For some photographers, and for some friends of mine, winning trust from strangers and building rapport is easy. It's second nature. It's an aptitude. A valuable gift. They have no inhibitions when it comes to people and social situations, and it can make all the difference, not only in photography, but in building relationships, business, personal, and otherwise. I envy their gift.
I may not have the very same aptitude. For me, it takes a little extra work. And that's okay. If anything, it makes each of these hundred strangers' portraits that much more significant. I had to work for each one. But being an introvert has its advantages. It makes me more attuned to people, more sensitive, especially to other introverts. Maybe I can't enter a room and take command and become the center of attention. That's ok. I don't need or want to. But I can engage one person. I can pay attention. I can listen. I can ask questions and move us past the small-talk where there is something interesting for us both to learn. That's how you connect with people.
The most valuable part of the 100 Strangers Project was that it helped me to understand this. It helped me to clarify my interests within photography: I want to use photography to meet, know, and connect with interesting people. I want to get to know them in photographs. I want to keep moving in this direction.

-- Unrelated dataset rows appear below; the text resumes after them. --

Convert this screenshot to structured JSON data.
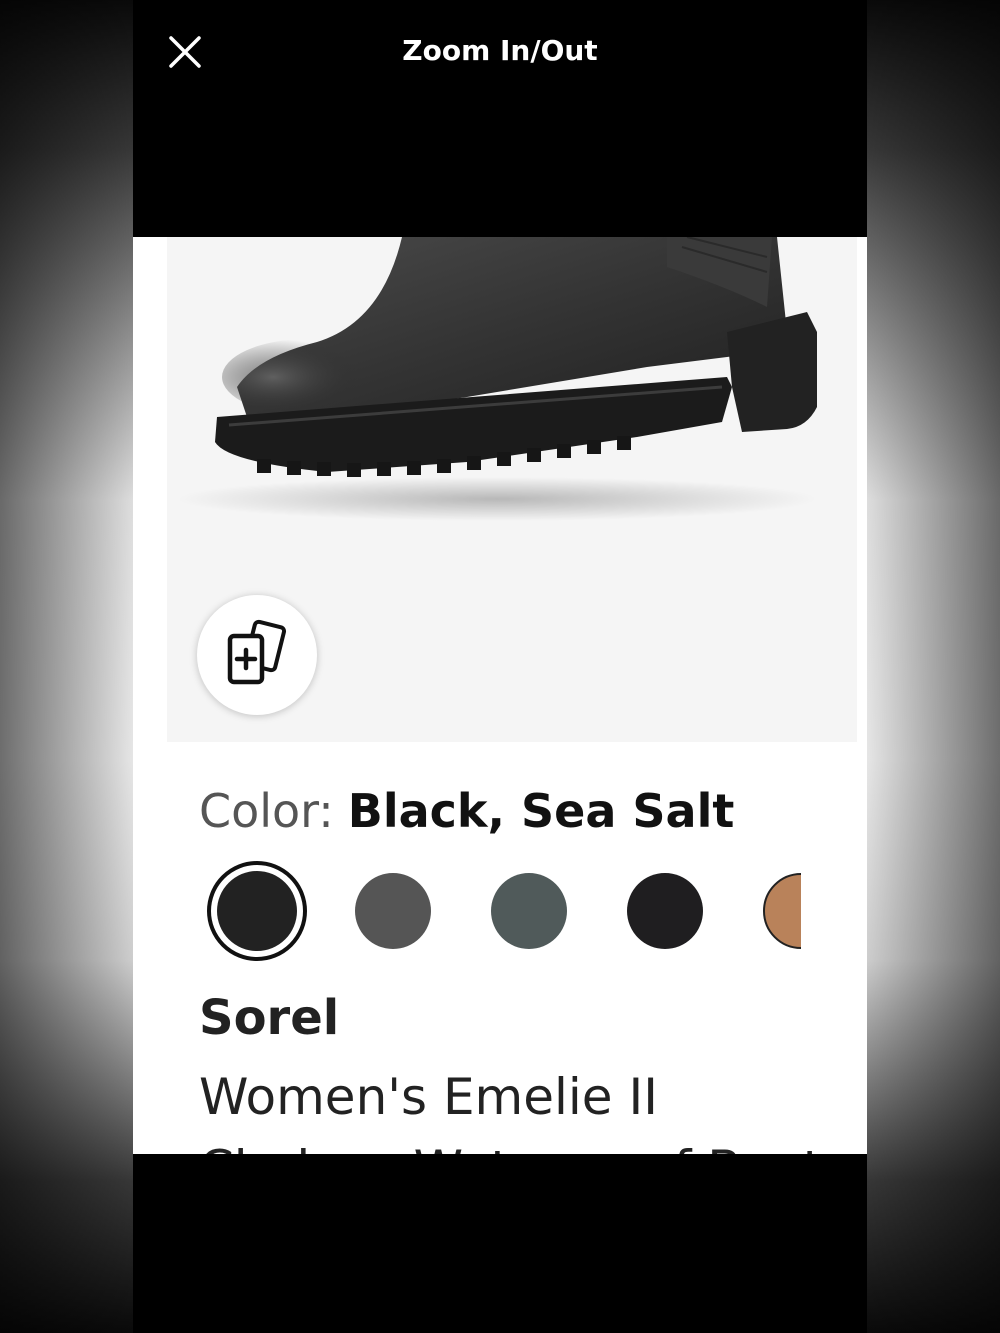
{
  "header": {
    "title": "Zoom In/Out",
    "close_icon": "close-icon"
  },
  "image_viewer": {
    "compare_icon": "add-to-compare-cards-icon"
  },
  "product": {
    "color_label": "Color:",
    "color_value": "Black, Sea Salt",
    "swatches": [
      {
        "color": "#222222",
        "selected": true
      },
      {
        "color": "#555555",
        "selected": false
      },
      {
        "color": "#505a5a",
        "selected": false
      },
      {
        "color": "#1f1e20",
        "selected": false
      },
      {
        "color": "#b9825a",
        "selected": false
      }
    ],
    "brand": "Sorel",
    "name_line1": "Women's Emelie II",
    "name_line2": "Chelsea Waterproof Boot"
  }
}
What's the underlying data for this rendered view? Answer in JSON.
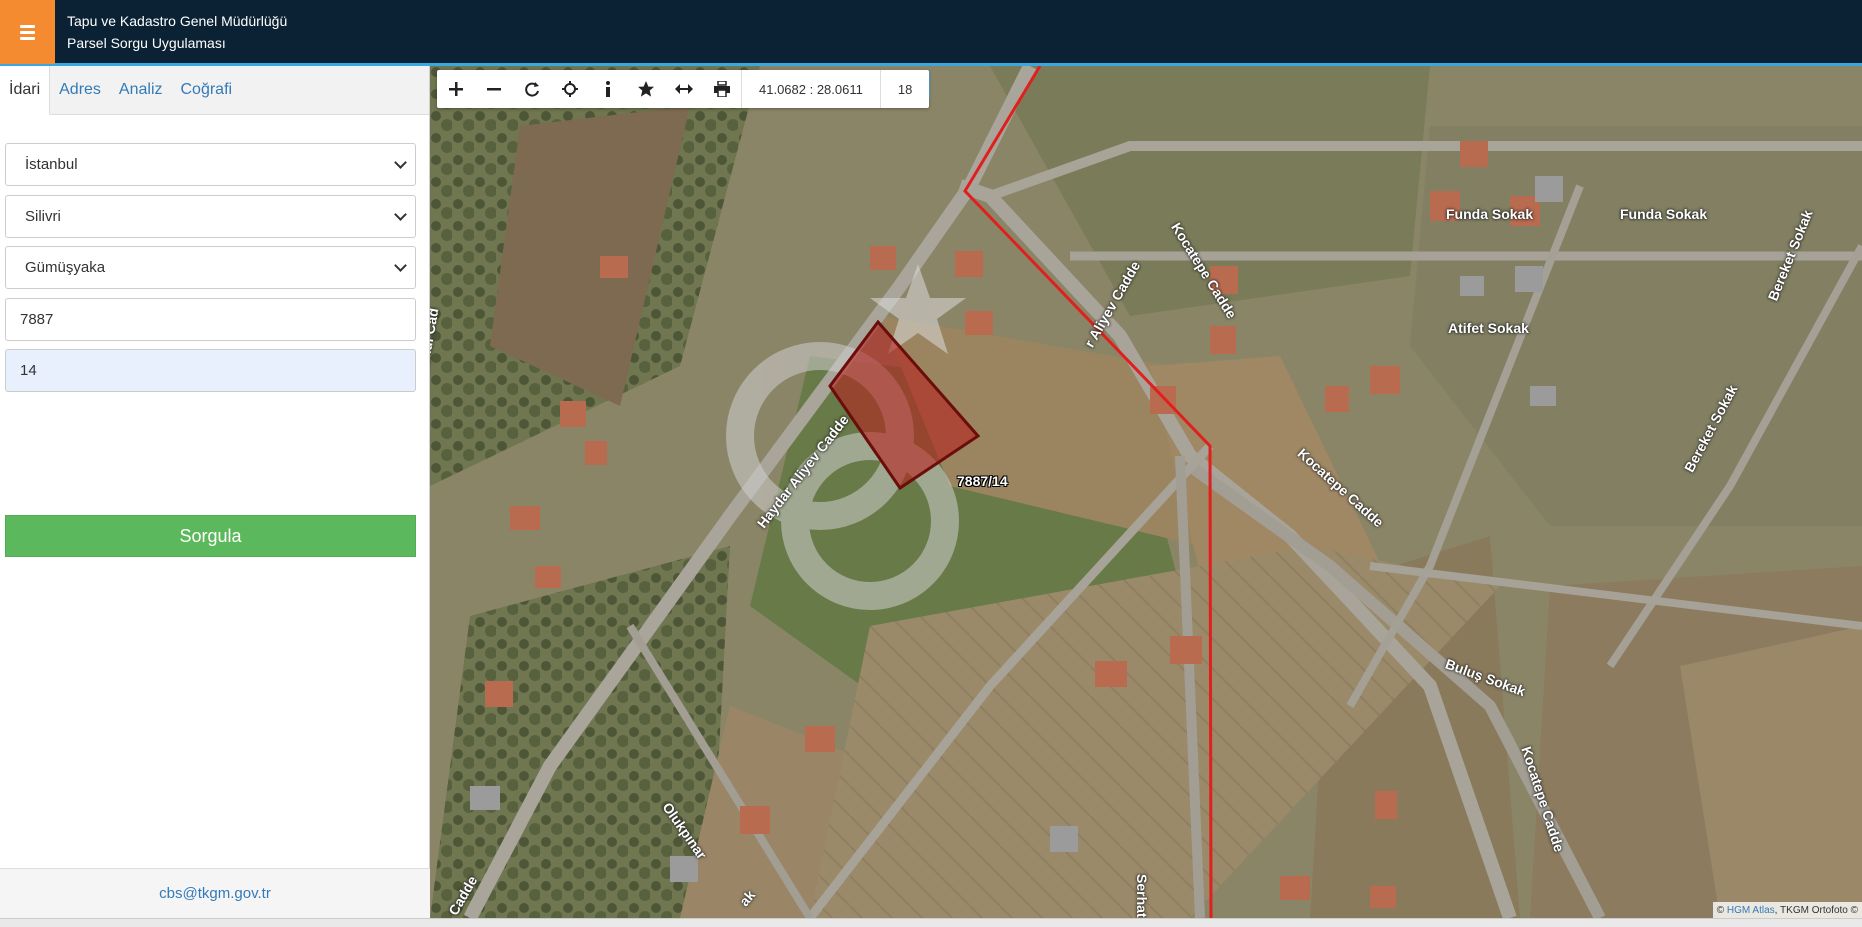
{
  "header": {
    "title_line1": "Tapu ve Kadastro Genel Müdürlüğü",
    "title_line2": "Parsel Sorgu Uygulaması",
    "menu_icon": "hamburger-icon"
  },
  "tabs": [
    {
      "label": "İdari",
      "active": true
    },
    {
      "label": "Adres",
      "active": false
    },
    {
      "label": "Analiz",
      "active": false
    },
    {
      "label": "Coğrafi",
      "active": false
    }
  ],
  "form": {
    "province": "İstanbul",
    "district": "Silivri",
    "neighborhood": "Gümüşyaka",
    "block": "7887",
    "parcel": "14",
    "submit_label": "Sorgula"
  },
  "footer": {
    "email": "cbs@tkgm.gov.tr"
  },
  "toolbar": {
    "tools": [
      "zoom-in-icon",
      "zoom-out-icon",
      "refresh-icon",
      "locate-icon",
      "info-icon",
      "star-icon",
      "measure-icon",
      "print-icon"
    ],
    "coordinates": "41.0682 : 28.0611",
    "zoom_level": "18"
  },
  "map": {
    "parcel_label": "7887/14",
    "streets": {
      "funda1": "Funda Sokak",
      "funda2": "Funda Sokak",
      "bereket1": "Bereket Sokak",
      "bereket2": "Bereket Sokak",
      "atifet": "Atifet Sokak",
      "kocatepe1": "Kocatepe Cadde",
      "kocatepe2": "Kocatepe Cadde",
      "kocatepe3": "Kocatepe Cadde",
      "aliyev1": "r Aliyev Cadde",
      "aliyev2": "Haydar Aliyev Cadde",
      "bulus": "Buluş Sokak",
      "serhat": "Serhat Cadde",
      "olukpinar": "Olukpınar",
      "sokak_bottom": "ak",
      "cadde_bottom": "Cadde",
      "dakul": "dakul Cad"
    },
    "attribution_prefix": "©",
    "attribution_link": "HGM Atlas",
    "attribution_rest": ", TKGM Ortofoto ©"
  },
  "colors": {
    "header_bg": "#0b2234",
    "menu_bg": "#f58b31",
    "accent_line": "#3aa8e0",
    "submit_bg": "#5cb85c",
    "parcel_fill": "#b5221f",
    "boundary_line": "#e0201e"
  }
}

Making portraits can be an extremely personal and intimate act, for both the subject and the photographer. Each has to reveal a little about themselves. Each has to allow, if only for that fraction of the second when the shutter clicks, a totally unguarded moment. It's no small request, and no easy thing to capture. I learned that people, total strangers on the street, will say yes to such a personal request if your intent is genuine, if you're ready to be as vulnerable as you're asking them to be, and if you have the courage to just ask.